Introduction

Making Software FAIR: A machine-assisted workflow for research software

SoFAIR implementation will establish research software citations & mentions as first-class bibliographic records. This will enable correct attribution, which is key for researchers, and provide a new way research software is identified, validated, registered and archived for the long term.

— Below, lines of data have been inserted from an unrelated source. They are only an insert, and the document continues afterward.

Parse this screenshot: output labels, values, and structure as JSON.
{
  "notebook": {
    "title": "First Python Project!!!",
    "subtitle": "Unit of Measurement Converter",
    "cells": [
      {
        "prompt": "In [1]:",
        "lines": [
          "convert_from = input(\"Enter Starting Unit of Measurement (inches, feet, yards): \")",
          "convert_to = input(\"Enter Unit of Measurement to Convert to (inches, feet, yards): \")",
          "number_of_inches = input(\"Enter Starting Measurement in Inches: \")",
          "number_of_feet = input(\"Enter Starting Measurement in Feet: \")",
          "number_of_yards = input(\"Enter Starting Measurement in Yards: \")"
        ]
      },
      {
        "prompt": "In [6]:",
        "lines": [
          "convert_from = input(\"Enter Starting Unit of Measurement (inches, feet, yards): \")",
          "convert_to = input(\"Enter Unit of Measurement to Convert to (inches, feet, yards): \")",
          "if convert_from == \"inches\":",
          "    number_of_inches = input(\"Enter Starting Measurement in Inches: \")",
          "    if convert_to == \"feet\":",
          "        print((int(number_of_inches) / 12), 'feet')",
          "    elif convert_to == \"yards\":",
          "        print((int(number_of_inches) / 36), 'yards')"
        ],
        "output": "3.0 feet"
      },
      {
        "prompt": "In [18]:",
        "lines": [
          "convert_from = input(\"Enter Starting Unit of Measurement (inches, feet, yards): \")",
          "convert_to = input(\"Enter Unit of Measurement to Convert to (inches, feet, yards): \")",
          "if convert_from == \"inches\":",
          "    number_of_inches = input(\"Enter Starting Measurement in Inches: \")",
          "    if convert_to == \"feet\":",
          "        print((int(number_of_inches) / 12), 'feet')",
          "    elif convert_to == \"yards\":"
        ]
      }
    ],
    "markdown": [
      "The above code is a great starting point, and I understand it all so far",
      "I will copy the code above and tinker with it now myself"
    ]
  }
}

The SoFAIR workflow (Figure 1) shows how stakeholders, tools and infrastructures work together. An author deposits a piece of research software in a code repository [1]. The author then deposits a manuscript that contains either explicit or implicit mentions of that software [2]. The research paper is then harvested from the repository by CORE and software mentions extracted from the full text research paper using extended state-of-the-art ML tools (GROBID / Softcite (Lopez, et al., 2021)) [3]. Via the CORE Repository Dashboard, a request to validate the extracted mentions is made available to the repository [4] and, with the authorisation of the repository manager, routed to the author (e.g. by means of an email notification) who validates this request [5]. Once validated, the repository issues an asset registration request to Software Heritage [6] who permanently archive the new software asset [7] and issue a permanent identifier for the new asset and send this back to the repository [8].

The SoFAIR workflow

Figure 1: The SoFAIR workflow

Following this, repositories will be able to expose information linking software assets with research outputs that mention them within their OAI-PMH feed to aggregators and do so in an interoperable fashion. The efficacy of the solution will be validated within two disciplinary use cases: 1) a life sciences use case conducted in cooperation with Europe PMC and a 2) digital humanities use case conducted in cooperation with DARIAH. An additional multidisciplinary use case will be conducted in cooperation with the HAL repository.

The audience and actors

This documentation is intended for developers implementing the SoFAIR workflow.

The actors that are part of the workflow scenario are:

The author / research team
The Open Access repositories curators / archivists / moderators
The annotators (when annotation isn’t automatic)